Undeterred, Lux convinced the Federal Voting Assistance Program to allow local jurisdictions to apply for grants the next year. He put together a coalition of 13 Florida counties that delivered 2012 ballots electronically to their overseas – absentee voters. The law says ballots must be sent out to overseas voters within 45 days of an election. Lux says electronic delivery makes that easier.
"What they don’t calculate into that 45 days is that's how long it takes it to get to the APO destination", explained Lux. "But if you're in a unit in Afghanistan and you're working in a forward-deployed area from the main base, and the chopper is leaving to bring supplies to your base and I've got a mail bag and a box of ammo, guess which one has higher priority getting on the helicopter? It ain't the mailbag."
The Florida coalition Lux put together has grown with a second grant and now includes 34 Florida counties covering all but two military installations in the state – MacDill and Patrick air force bases.
Instead of emailing ballots, the coalitions’ system allows overseas absentee voters to log onto their county’s special database which serves as requesting an absentee ballot. They then can mark the ballot electronically and print it out, or print out a blank ballot and vote by hand.

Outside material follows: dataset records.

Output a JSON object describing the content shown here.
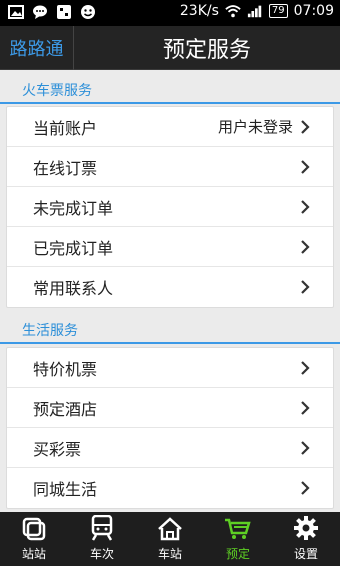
{
  "status_bar": {
    "speed": "23K/s",
    "battery": "79",
    "time": "07:09"
  },
  "header": {
    "brand": "路路通",
    "title": "预定服务"
  },
  "sections": [
    {
      "title": "火车票服务",
      "items": [
        {
          "label": "当前账户",
          "value": "用户未登录"
        },
        {
          "label": "在线订票"
        },
        {
          "label": "未完成订单"
        },
        {
          "label": "已完成订单"
        },
        {
          "label": "常用联系人"
        }
      ]
    },
    {
      "title": "生活服务",
      "items": [
        {
          "label": "特价机票"
        },
        {
          "label": "预定酒店"
        },
        {
          "label": "买彩票"
        },
        {
          "label": "同城生活"
        }
      ]
    }
  ],
  "tabs": [
    {
      "label": "站站",
      "icon": "station-to-station-icon"
    },
    {
      "label": "车次",
      "icon": "train-icon"
    },
    {
      "label": "车站",
      "icon": "house-icon"
    },
    {
      "label": "预定",
      "icon": "cart-icon",
      "active": true
    },
    {
      "label": "设置",
      "icon": "gear-icon"
    }
  ],
  "colors": {
    "accent": "#3c99e6",
    "active_tab": "#5ed024"
  }
}
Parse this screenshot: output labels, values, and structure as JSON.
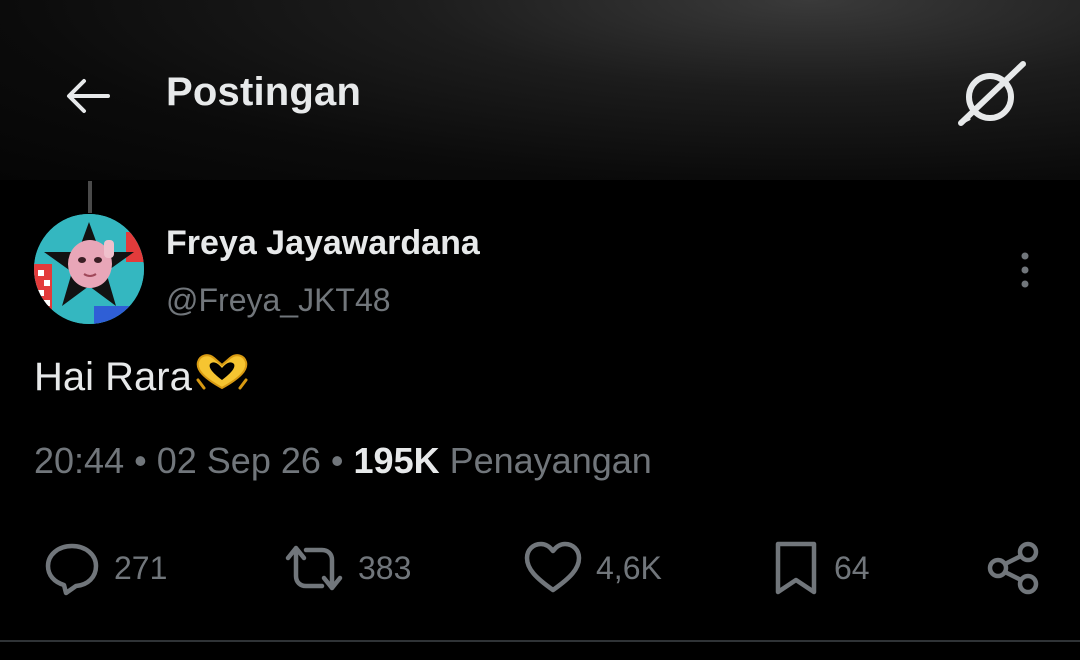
{
  "header": {
    "title": "Postingan",
    "back_icon": "arrow-left-icon",
    "grok_icon": "grok-icon"
  },
  "post": {
    "author": {
      "display_name": "Freya Jayawardana",
      "handle": "@Freya_JKT48"
    },
    "text": "Hai Rara",
    "emoji": "heart-hands-emoji",
    "meta": {
      "time": "20:44",
      "separator": "•",
      "date": "02 Sep 26",
      "views_count": "195K",
      "views_label": "Penayangan"
    },
    "actions": {
      "replies": "271",
      "reposts": "383",
      "likes": "4,6K",
      "bookmarks": "64"
    }
  },
  "colors": {
    "background": "#000000",
    "text_primary": "#e7e9ea",
    "text_secondary": "#71767b",
    "divider": "#2f3336"
  }
}
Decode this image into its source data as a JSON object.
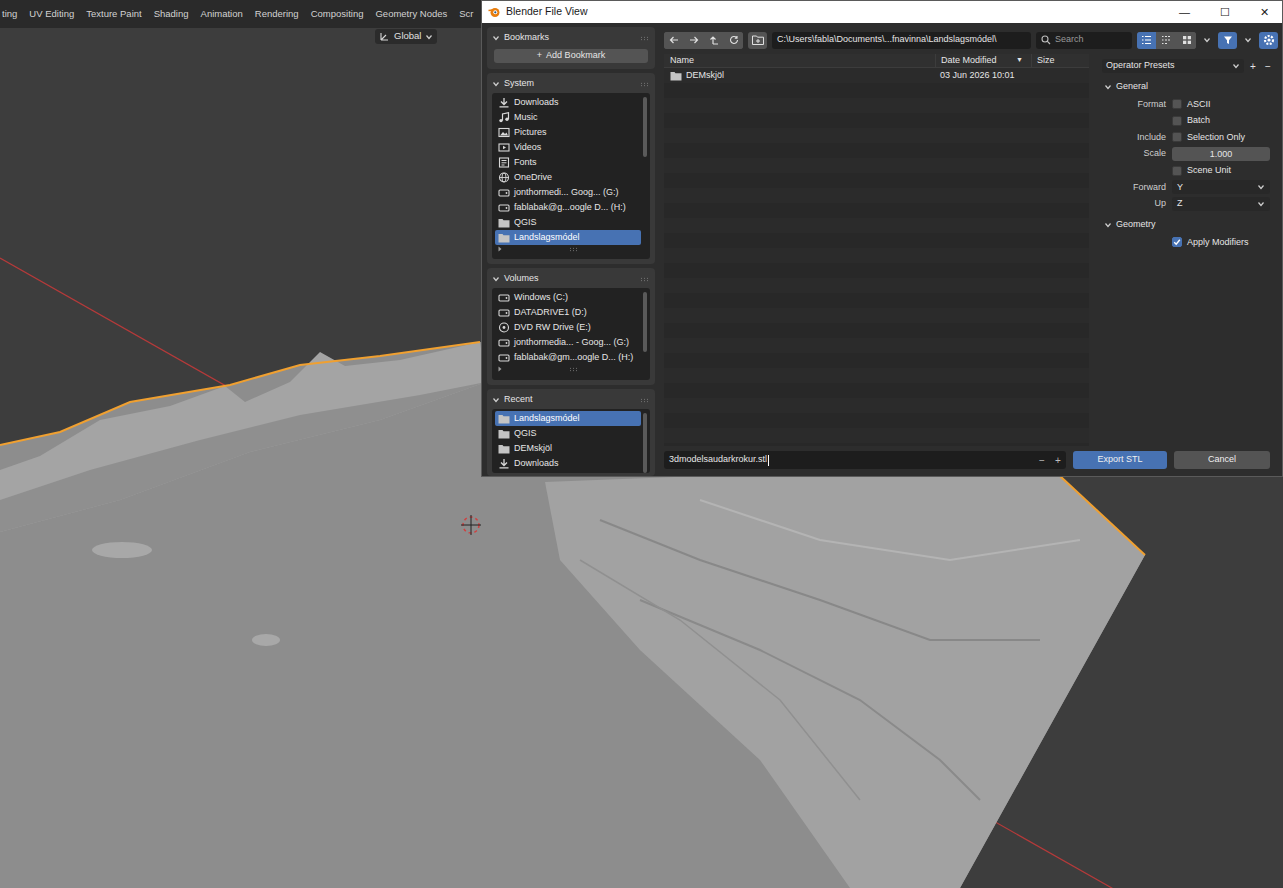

Lux says that half the battle is making voting more accessible to Florida’s deployed military. The other half - returning the ballots - is still done the old fashion way Lux says.
The laws do not allow internet voting. So, the overseas absentee voters have only two options - to return the ballot via postal mail or if overseas –their ballot can be faxed.
That’s Paul Lux’s next goal - finding a secure way for the electronic return of ballots.